Meskipun potensi pergeseran masih bisa terjadi, ketiga bakal capres, baik Anies, Ganjar, maupun Prabowo, sama-sama memiliki pemilih loyal. Pendukung-pendukung militan ini sangat loyal dengan pilihan capresnya, tidak peduli siapa cawapresnya dan partai apa saja yang mengusungnya.
KOMPAS/RADITYA HELABUMI
Suasana simulasi pemungutan suara dalam acara Simulasi Pemilu 2019: Perempuan Memilih, di Jakarta, Sabtu (6/4/2019).
Survei menunjukkan, sebanyak 36,2 persen perempuan pemilih menyatakan sudah bulat dengan pilihan capresnya, Ganjar memiliki loyal voters dari perempuan pemilih paling tinggi, yaitu 36,6 persen, diikuti Prabowo 30,5 persen, dan Anies 23,2 persen.

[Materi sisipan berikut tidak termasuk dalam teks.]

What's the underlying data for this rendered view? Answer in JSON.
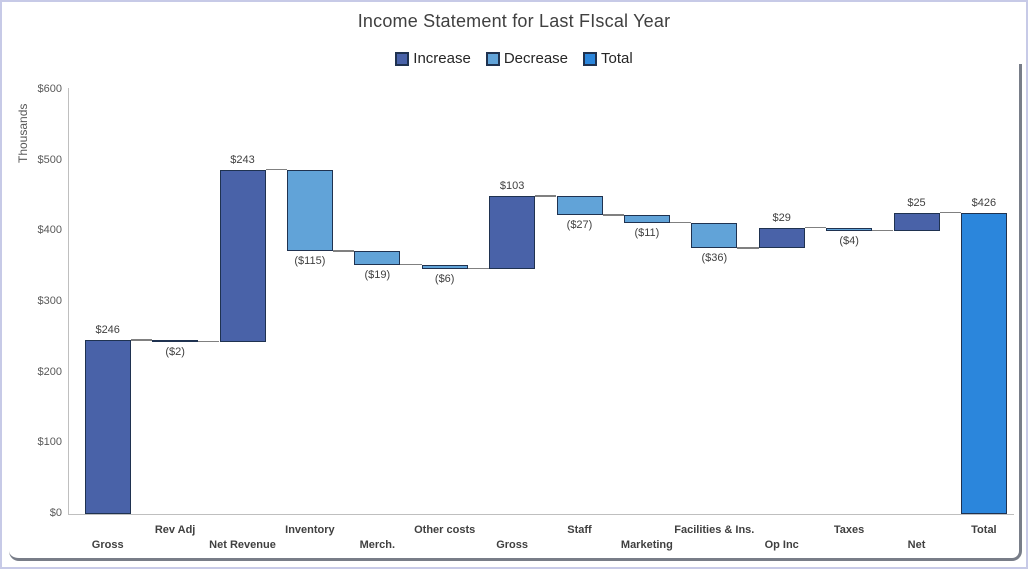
{
  "title": "Income Statement for Last FIscal Year",
  "colors": {
    "increase": "#4962A8",
    "decrease": "#61A3D8",
    "total": "#2B86DC",
    "bar_border": "#1F3250",
    "connector": "#808080",
    "axis_line": "#BFBFBF",
    "tick_text": "#595959",
    "label_text": "#404040",
    "legend_text": "#262626",
    "title_text": "#404040",
    "outer_border": "#C7CAE7",
    "frame_border": "#787D88"
  },
  "chart_data": {
    "type": "bar",
    "subtype": "waterfall",
    "title": "Income Statement for Last FIscal Year",
    "ylabel": "Thousands",
    "xlabel": "",
    "ylim": [
      0,
      600
    ],
    "y_tick_step": 100,
    "y_tick_labels": [
      "$0",
      "$100",
      "$200",
      "$300",
      "$400",
      "$500",
      "$600"
    ],
    "grid": "off",
    "legend_position": "top",
    "legend": [
      {
        "label": "Increase",
        "type": "increase"
      },
      {
        "label": "Decrease",
        "type": "decrease"
      },
      {
        "label": "Total",
        "type": "total"
      }
    ],
    "categories": [
      "Gross",
      "Rev Adj",
      "Net Revenue",
      "Inventory",
      "Merch.",
      "Other costs",
      "Gross",
      "Staff",
      "Marketing",
      "Facilities & Ins.",
      "Op Inc",
      "Taxes",
      "Net",
      "Total"
    ],
    "bars": [
      {
        "category": "Gross",
        "value": 246,
        "type": "increase",
        "label": "$246",
        "start": 0,
        "end": 246
      },
      {
        "category": "Rev Adj",
        "value": -2,
        "type": "decrease",
        "label": "($2)",
        "start": 246,
        "end": 244
      },
      {
        "category": "Net Revenue",
        "value": 243,
        "type": "increase",
        "label": "$243",
        "start": 244,
        "end": 487
      },
      {
        "category": "Inventory",
        "value": -115,
        "type": "decrease",
        "label": "($115)",
        "start": 487,
        "end": 372
      },
      {
        "category": "Merch.",
        "value": -19,
        "type": "decrease",
        "label": "($19)",
        "start": 372,
        "end": 353
      },
      {
        "category": "Other costs",
        "value": -6,
        "type": "decrease",
        "label": "($6)",
        "start": 353,
        "end": 347
      },
      {
        "category": "Gross",
        "value": 103,
        "type": "increase",
        "label": "$103",
        "start": 347,
        "end": 450
      },
      {
        "category": "Staff",
        "value": -27,
        "type": "decrease",
        "label": "($27)",
        "start": 450,
        "end": 423
      },
      {
        "category": "Marketing",
        "value": -11,
        "type": "decrease",
        "label": "($11)",
        "start": 423,
        "end": 412
      },
      {
        "category": "Facilities & Ins.",
        "value": -36,
        "type": "decrease",
        "label": "($36)",
        "start": 412,
        "end": 376
      },
      {
        "category": "Op Inc",
        "value": 29,
        "type": "increase",
        "label": "$29",
        "start": 376,
        "end": 405
      },
      {
        "category": "Taxes",
        "value": -4,
        "type": "decrease",
        "label": "($4)",
        "start": 405,
        "end": 401
      },
      {
        "category": "Net",
        "value": 25,
        "type": "increase",
        "label": "$25",
        "start": 401,
        "end": 426
      },
      {
        "category": "Total",
        "value": 426,
        "type": "total",
        "label": "$426",
        "start": 0,
        "end": 426
      }
    ]
  }
}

Di sisi lain, 28 persen perempuan pemilih mengakui masih bimbang atau masih bisa berubah dalam menentukan pilihan capresnya (swing voters). Pemilih Prabowo yang masih ragu-ragu dengan pilihannya sebanyak 31,9 persen, sedangkan pemilih Ganjar 27,2 persen. Sementara pemilih Anies, meski loyal voters-nya terendah, swing voters-nya paling kecil, yaitu 17,3 persen.
Selain merawat pemilih loyalnya, merebut simpati dan perhatian swing voters menjadi pekerjaan rumah bagi masing-masing bakal capres dan koalisi partai pengusungnya.

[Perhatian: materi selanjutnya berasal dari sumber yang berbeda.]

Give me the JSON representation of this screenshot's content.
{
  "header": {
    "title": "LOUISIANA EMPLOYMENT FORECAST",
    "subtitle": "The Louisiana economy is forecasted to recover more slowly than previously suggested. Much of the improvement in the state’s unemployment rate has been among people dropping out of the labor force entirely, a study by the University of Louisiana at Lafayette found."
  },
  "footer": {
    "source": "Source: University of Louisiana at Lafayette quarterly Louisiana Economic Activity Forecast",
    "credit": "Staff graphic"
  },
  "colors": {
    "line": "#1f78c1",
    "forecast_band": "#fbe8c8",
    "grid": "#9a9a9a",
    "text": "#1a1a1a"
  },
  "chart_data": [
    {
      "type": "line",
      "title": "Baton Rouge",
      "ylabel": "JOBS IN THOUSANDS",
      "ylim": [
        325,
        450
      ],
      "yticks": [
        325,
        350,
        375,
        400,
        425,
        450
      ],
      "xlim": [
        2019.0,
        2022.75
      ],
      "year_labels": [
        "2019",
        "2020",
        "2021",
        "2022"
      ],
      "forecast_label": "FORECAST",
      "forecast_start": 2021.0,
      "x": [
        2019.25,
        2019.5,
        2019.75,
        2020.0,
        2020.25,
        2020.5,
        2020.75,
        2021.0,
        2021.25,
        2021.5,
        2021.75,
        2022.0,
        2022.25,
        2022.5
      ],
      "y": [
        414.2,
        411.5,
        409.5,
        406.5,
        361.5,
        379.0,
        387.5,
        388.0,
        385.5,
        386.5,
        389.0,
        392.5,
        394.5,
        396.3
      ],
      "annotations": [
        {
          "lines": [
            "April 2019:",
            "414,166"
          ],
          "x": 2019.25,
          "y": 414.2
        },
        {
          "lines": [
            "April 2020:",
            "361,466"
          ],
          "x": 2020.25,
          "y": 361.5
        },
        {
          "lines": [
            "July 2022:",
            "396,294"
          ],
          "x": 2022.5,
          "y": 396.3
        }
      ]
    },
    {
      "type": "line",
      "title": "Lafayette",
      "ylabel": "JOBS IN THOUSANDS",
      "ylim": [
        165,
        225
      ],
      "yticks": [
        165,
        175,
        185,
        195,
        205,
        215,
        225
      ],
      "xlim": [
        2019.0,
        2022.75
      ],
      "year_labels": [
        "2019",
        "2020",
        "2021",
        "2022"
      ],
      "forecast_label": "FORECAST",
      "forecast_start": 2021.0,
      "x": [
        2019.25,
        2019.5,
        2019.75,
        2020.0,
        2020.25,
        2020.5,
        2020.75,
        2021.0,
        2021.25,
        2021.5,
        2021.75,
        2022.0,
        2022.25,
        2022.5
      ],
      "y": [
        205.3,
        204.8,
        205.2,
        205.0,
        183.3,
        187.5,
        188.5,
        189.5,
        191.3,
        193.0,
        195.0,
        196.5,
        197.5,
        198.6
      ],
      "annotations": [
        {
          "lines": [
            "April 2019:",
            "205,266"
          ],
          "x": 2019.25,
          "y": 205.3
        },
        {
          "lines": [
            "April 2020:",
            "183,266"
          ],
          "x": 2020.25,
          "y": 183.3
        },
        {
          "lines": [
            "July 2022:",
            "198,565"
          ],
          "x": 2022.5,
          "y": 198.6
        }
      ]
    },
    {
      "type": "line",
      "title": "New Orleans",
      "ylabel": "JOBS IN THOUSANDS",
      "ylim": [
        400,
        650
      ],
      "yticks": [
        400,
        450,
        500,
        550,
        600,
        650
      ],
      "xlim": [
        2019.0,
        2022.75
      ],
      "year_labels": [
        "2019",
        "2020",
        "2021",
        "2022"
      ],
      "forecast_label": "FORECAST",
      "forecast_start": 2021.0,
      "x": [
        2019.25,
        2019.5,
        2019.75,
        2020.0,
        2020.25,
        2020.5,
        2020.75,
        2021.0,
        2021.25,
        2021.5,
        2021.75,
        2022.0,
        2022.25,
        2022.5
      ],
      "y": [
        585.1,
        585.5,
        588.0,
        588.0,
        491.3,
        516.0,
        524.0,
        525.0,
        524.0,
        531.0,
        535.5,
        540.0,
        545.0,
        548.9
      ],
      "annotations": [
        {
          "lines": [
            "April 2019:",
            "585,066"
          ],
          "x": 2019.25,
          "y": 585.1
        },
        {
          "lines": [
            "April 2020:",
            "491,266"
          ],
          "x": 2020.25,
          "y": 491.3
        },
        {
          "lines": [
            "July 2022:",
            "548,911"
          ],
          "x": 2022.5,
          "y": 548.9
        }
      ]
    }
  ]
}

Bagaimanapun, ketika pergeseran koalisi masih berpeluang terjadi, kelompok pemilih yang bimbang pun menjadi makin bimbang dengan pilihan politiknya.
Memastikan koalisi dan pasangan cawapres menjadi momentum untuk menarik insentif elektoral dari mereka yang masih wait and see dengan konstelasi politik saat ini. (LITBANG KOMPAS)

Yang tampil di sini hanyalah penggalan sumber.